263 participant survey responses were analysed, and 5 in depth interviews were conducted. Responses are summarised below and reflect the range of responses which were given, as such there are contradictions in people’s experiences of positive vs negative impacts that working from home had.
- Increased concentration and fewer distractions
- Increased flexibility
- Less time spent commuting
- Better use of technology
- Increased efficiency
- Lack of engagement and barriers to communication
- Stifled innovation
- Increased distractions
- Poor motivation
- Zoom fatigue
- Technological limitations
- More flexible workday
- Less commuting stress
- More time at home
- More pleasant work environment
- More relaxed mornings
- Physical health improving mental health
- Less stressed about work
- Improved confidence
- Uncertainty with learning new job roles
- Social isolation and loneliness
- Difficulty maintaining work/life balance
- Struggles with work/family balance
- Decreased physical activity
70% of respondents reported that their organisation offered mental health support that was accessible at home.
- Access to professional support (e.g. CBT and counselling)
- Access to information and resources (e.g. self-care resources, general info and online assessments)
- Access to supportive activities (e.g. social opportunities, mindfulness, meditation)
Barriers to Accessing Support:
- Concerns about privacy and confidentiality (e.g. colleagues or managers may find out, access to support may be recorded on personnel records)
- Stigma (e.g. fear of judgement and that accessing support would affect future opportunities)
70% of respondents reported that their organisation offered physical health support that was accessible at home.
- Access to activities (e.g. exercise classes, physical activity challenges, walking groups/meetings, workplace sport teams)

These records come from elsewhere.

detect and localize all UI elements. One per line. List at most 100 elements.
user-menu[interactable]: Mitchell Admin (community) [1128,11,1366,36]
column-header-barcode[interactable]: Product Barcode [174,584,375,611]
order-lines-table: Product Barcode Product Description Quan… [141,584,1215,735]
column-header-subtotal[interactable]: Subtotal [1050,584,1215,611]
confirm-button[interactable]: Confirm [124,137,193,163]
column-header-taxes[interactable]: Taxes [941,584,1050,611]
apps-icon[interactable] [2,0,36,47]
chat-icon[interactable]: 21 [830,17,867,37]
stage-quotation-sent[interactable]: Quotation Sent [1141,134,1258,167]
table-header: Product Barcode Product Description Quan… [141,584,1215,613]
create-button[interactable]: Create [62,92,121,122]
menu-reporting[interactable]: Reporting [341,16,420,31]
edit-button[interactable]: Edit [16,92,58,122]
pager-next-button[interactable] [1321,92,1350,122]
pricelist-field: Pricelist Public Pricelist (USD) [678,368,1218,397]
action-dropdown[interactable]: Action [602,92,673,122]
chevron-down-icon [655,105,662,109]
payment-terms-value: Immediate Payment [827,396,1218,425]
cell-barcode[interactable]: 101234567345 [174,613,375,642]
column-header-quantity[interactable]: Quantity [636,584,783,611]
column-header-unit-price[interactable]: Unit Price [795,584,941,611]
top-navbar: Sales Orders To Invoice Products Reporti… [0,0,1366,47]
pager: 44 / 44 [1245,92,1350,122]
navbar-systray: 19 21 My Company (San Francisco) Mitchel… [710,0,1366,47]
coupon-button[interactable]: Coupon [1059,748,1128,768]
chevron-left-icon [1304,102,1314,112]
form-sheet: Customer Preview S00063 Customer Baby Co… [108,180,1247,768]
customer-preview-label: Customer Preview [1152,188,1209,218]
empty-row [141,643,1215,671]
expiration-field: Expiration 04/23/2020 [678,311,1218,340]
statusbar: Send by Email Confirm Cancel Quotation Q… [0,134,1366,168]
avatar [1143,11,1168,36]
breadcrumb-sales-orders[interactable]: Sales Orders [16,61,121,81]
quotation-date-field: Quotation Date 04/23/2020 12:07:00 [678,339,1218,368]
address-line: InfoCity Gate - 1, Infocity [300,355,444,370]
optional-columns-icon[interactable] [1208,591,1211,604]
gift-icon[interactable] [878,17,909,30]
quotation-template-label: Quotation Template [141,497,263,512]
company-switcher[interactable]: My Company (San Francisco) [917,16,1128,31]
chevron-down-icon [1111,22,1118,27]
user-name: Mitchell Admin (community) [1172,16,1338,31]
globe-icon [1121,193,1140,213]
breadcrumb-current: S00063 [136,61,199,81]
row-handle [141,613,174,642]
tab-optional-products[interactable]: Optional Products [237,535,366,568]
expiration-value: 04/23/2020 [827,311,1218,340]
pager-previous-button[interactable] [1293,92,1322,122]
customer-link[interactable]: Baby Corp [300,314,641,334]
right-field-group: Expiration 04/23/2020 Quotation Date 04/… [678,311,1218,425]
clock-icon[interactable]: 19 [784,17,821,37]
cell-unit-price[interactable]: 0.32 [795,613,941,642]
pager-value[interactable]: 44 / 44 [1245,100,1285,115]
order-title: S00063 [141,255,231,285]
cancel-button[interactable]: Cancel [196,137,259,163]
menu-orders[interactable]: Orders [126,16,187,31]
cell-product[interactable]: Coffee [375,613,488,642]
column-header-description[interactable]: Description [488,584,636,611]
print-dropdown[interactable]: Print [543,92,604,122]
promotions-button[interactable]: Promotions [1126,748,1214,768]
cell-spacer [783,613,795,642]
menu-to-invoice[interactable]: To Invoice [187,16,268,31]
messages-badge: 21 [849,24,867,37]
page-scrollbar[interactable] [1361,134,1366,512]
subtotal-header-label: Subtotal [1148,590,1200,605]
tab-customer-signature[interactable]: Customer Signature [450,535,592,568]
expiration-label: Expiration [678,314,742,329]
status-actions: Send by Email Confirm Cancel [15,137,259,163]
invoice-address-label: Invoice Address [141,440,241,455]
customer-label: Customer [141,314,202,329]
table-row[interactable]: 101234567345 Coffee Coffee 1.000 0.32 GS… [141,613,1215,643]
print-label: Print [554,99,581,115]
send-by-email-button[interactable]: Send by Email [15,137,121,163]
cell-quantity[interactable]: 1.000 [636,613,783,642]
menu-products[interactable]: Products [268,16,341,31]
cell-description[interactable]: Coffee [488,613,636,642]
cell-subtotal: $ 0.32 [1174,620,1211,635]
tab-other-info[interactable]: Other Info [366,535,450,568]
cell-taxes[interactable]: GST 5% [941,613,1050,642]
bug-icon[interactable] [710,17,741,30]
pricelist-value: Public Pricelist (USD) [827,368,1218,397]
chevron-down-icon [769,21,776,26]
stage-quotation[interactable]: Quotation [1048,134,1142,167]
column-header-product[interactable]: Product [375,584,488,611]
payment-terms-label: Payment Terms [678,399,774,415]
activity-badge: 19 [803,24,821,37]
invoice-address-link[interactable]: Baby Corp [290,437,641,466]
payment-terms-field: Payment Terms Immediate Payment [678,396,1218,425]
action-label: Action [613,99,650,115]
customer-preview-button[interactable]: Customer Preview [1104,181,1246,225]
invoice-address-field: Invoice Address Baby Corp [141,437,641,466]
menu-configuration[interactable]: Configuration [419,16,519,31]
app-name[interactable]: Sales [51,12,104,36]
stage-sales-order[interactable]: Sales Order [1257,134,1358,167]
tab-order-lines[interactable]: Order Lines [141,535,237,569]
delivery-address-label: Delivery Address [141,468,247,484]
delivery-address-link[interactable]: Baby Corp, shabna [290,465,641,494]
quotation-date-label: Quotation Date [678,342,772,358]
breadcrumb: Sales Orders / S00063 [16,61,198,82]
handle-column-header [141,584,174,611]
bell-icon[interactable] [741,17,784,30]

- Discounted gym/leisure facilities
- Information and resources (e.g. food guidance, occupation health, tips for staying active)
Barriers to Accessing Support:
- Lack of time
- Unsuitable scheduling
- Psychological barriers such as motivation and confidence
Health and Safety
46% of respondents reported that their organisation had adapted workplace health and safety procedures to the homeworking context.
- Provision of health and safety assessments (e.g. virtual workstation assessments or home visits, support to address issues raised in assessments)
- Provision of suitable workplace equipment (e.g. suitable desks, chairs and IT equipment)
80% of respondents reported that they had all the necessary technology to conduct their work from home. The following responses were given in regards to challenges related to technology:
- Lack of equipment
- Poor internet connection
- Inadequate equipment
- Compatibility of work environment
- Lack of space
- Training with technology
Working Well From Home – Best Practice Toolkit of Recommendations for Employers
Most survey respondents reported that they either wanted to continue homeworking fulltime or that they would want a flexible hybrid model of working. As such, it is important that organisations consider the long-term model of homeworking which considers the practicalities, such as office equipment and health and safety, as well as physical and mental wellbeing. This research has identified key areas of practice that can be adopted by organisations to help provide this support. These suggestions are outlined in the ‘Toolkit’ below:
It is important to note the limitations of the survey and interviews in reflecting a diverse range of opinions, for example, the participants were majority female, white British, and employees rather than employers. However, this is somewhat alleviated by the examination of the research literature to fill in the gaps and back up findings from the research.